You walk me outside and I know this is a dumb idea but I tell myself that we can’t hear each other inside anyway. As much as I don’t want to be with you alone I know in New York you’re never alone and you’re always alone. I rest against the brick exterior of the building and look at the black spots on the sidewalk. It feels like I’m underwater. All the sound from the crowded bar is muffled, muted. 


You tug at my fingers, limp and dangling alongside my leg. Your palm is clammy, just like mine. You stoop over me, leaning forward so your eyes are level with mine. I think about how our eyes are the same, not just blue. A blue that flirts with green and mimics gray on rainy days. A sand colored ring carved in the iris. 


You kiss me on the corner of my mouth. It is not urgent or forceful or sexual. I’m motionless, or I think I am but I’m swaying back and forth. I’m insanely drunk.

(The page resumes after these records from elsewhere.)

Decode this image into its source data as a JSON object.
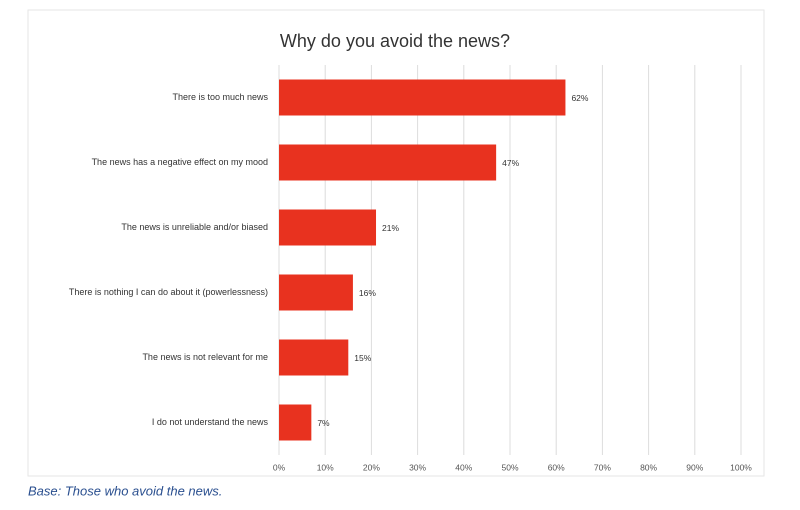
{
  "chart_data": {
    "type": "barh",
    "title": "Why do you avoid the news?",
    "categories": [
      "There is too much news",
      "The news has a negative effect on my mood",
      "The news is unreliable and/or biased",
      "There is nothing I can do about it (powerlessness)",
      "The news is not relevant for me",
      "I do not understand the news"
    ],
    "values": [
      62,
      47,
      21,
      16,
      15,
      7
    ],
    "value_labels": [
      "62%",
      "47%",
      "21%",
      "16%",
      "15%",
      "7%"
    ],
    "color": "#e8321f",
    "xlim": [
      0,
      100
    ],
    "xticks": [
      {
        "value": 0,
        "label": "0%"
      },
      {
        "value": 10,
        "label": "10%"
      },
      {
        "value": 20,
        "label": "20%"
      },
      {
        "value": 30,
        "label": "30%"
      },
      {
        "value": 40,
        "label": "40%"
      },
      {
        "value": 50,
        "label": "50%"
      },
      {
        "value": 60,
        "label": "60%"
      },
      {
        "value": 70,
        "label": "70%"
      },
      {
        "value": 80,
        "label": "80%"
      },
      {
        "value": 90,
        "label": "90%"
      },
      {
        "value": 100,
        "label": "100%"
      }
    ],
    "grid": true,
    "caption": "Base: Those who avoid the news."
  }
}
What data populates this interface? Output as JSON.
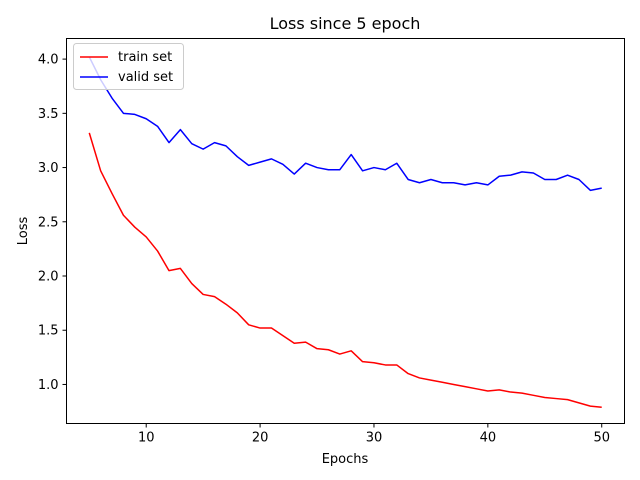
{
  "chart_data": {
    "type": "line",
    "title": "Loss since 5 epoch",
    "xlabel": "Epochs",
    "ylabel": "Loss",
    "xlim": [
      3,
      52
    ],
    "ylim": [
      0.64,
      4.19
    ],
    "xticks": [
      10,
      20,
      30,
      40,
      50
    ],
    "yticks": [
      1.0,
      1.5,
      2.0,
      2.5,
      3.0,
      3.5,
      4.0
    ],
    "ytick_labels": [
      "1.0",
      "1.5",
      "2.0",
      "2.5",
      "3.0",
      "3.5",
      "4.0"
    ],
    "grid": false,
    "legend": "upper-left",
    "x": [
      5,
      6,
      7,
      8,
      9,
      10,
      11,
      12,
      13,
      14,
      15,
      16,
      17,
      18,
      19,
      20,
      21,
      22,
      23,
      24,
      25,
      26,
      27,
      28,
      29,
      30,
      31,
      32,
      33,
      34,
      35,
      36,
      37,
      38,
      39,
      40,
      41,
      42,
      43,
      44,
      45,
      46,
      47,
      48,
      49,
      50
    ],
    "series": [
      {
        "name": "train set",
        "color": "#ff0000",
        "values": [
          3.32,
          2.97,
          2.76,
          2.56,
          2.45,
          2.36,
          2.23,
          2.05,
          2.07,
          1.93,
          1.83,
          1.81,
          1.74,
          1.66,
          1.55,
          1.52,
          1.52,
          1.45,
          1.38,
          1.39,
          1.33,
          1.32,
          1.28,
          1.31,
          1.21,
          1.2,
          1.18,
          1.18,
          1.1,
          1.06,
          1.04,
          1.02,
          1.0,
          0.98,
          0.96,
          0.94,
          0.95,
          0.93,
          0.92,
          0.9,
          0.88,
          0.87,
          0.86,
          0.83,
          0.8,
          0.79
        ]
      },
      {
        "name": "valid set",
        "color": "#0000ff",
        "values": [
          4.02,
          3.81,
          3.64,
          3.5,
          3.49,
          3.45,
          3.38,
          3.23,
          3.35,
          3.22,
          3.17,
          3.23,
          3.2,
          3.1,
          3.02,
          3.05,
          3.08,
          3.03,
          2.94,
          3.04,
          3.0,
          2.98,
          2.98,
          3.12,
          2.97,
          3.0,
          2.98,
          3.04,
          2.89,
          2.86,
          2.89,
          2.86,
          2.86,
          2.84,
          2.86,
          2.84,
          2.92,
          2.93,
          2.96,
          2.95,
          2.89,
          2.89,
          2.93,
          2.89,
          2.79,
          2.81
        ]
      }
    ]
  }
}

You tell me you are in love with me. Maybe you say you think you’re in love with me. Is one better than the other? Or does it make no difference? I can’t digest your sincerity and my memory is distorted and broken. Maybe I made this all up? Did you say you loved me?

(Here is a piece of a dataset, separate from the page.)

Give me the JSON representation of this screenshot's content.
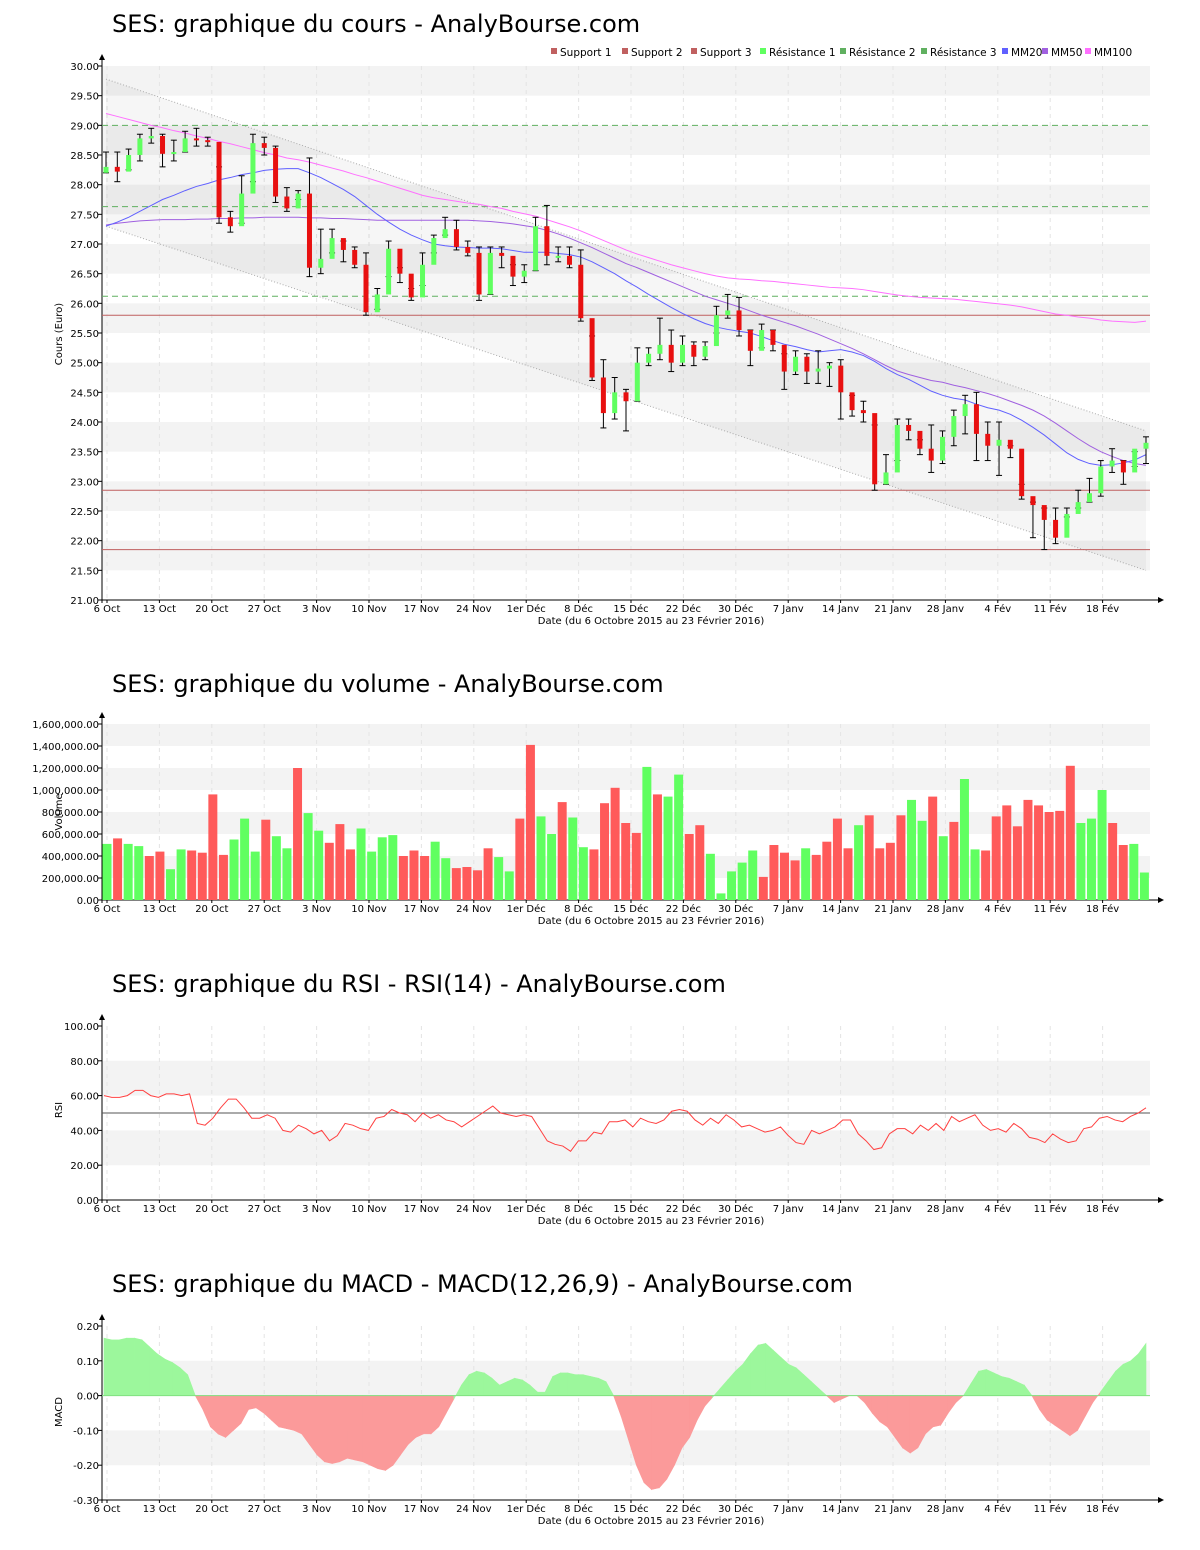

On the way home from the airport, I tell A everything. I tell him that you kissed me, that you showed up out of nowhere, that I don’t think I reciprocated. The car gets smaller. When I look up, he smiles. Did you think I’d be angry?




I think about that night and wonder what it would have been like if I was more sober. I don’t know. It would be easy to write that with a clear mind, I’d tell you I’m sorry, that I didn’t feel the same way. It would also be a lie.


I look up flights to Argentina and wonder what it would be like for us to book one way tickets and disappear. You hold a version of me I feel slipping away. What if I held on to her instead of letting go? 




I email you haiku and you never reply. I still don’t know if you ever read them. 


I think about you

whenever I hear P!nk sing

“heyyyyyyy what about us?” 



I keep checking if 

you have already seen my

instagram story



Do not dare tell me

That you are in love with me

It is fucking rude



I oscillate between the story I want to tell and the story of what is. I want it to be a story about New York, a story about the end of summer. I adjust the focus but nothing becomes clear.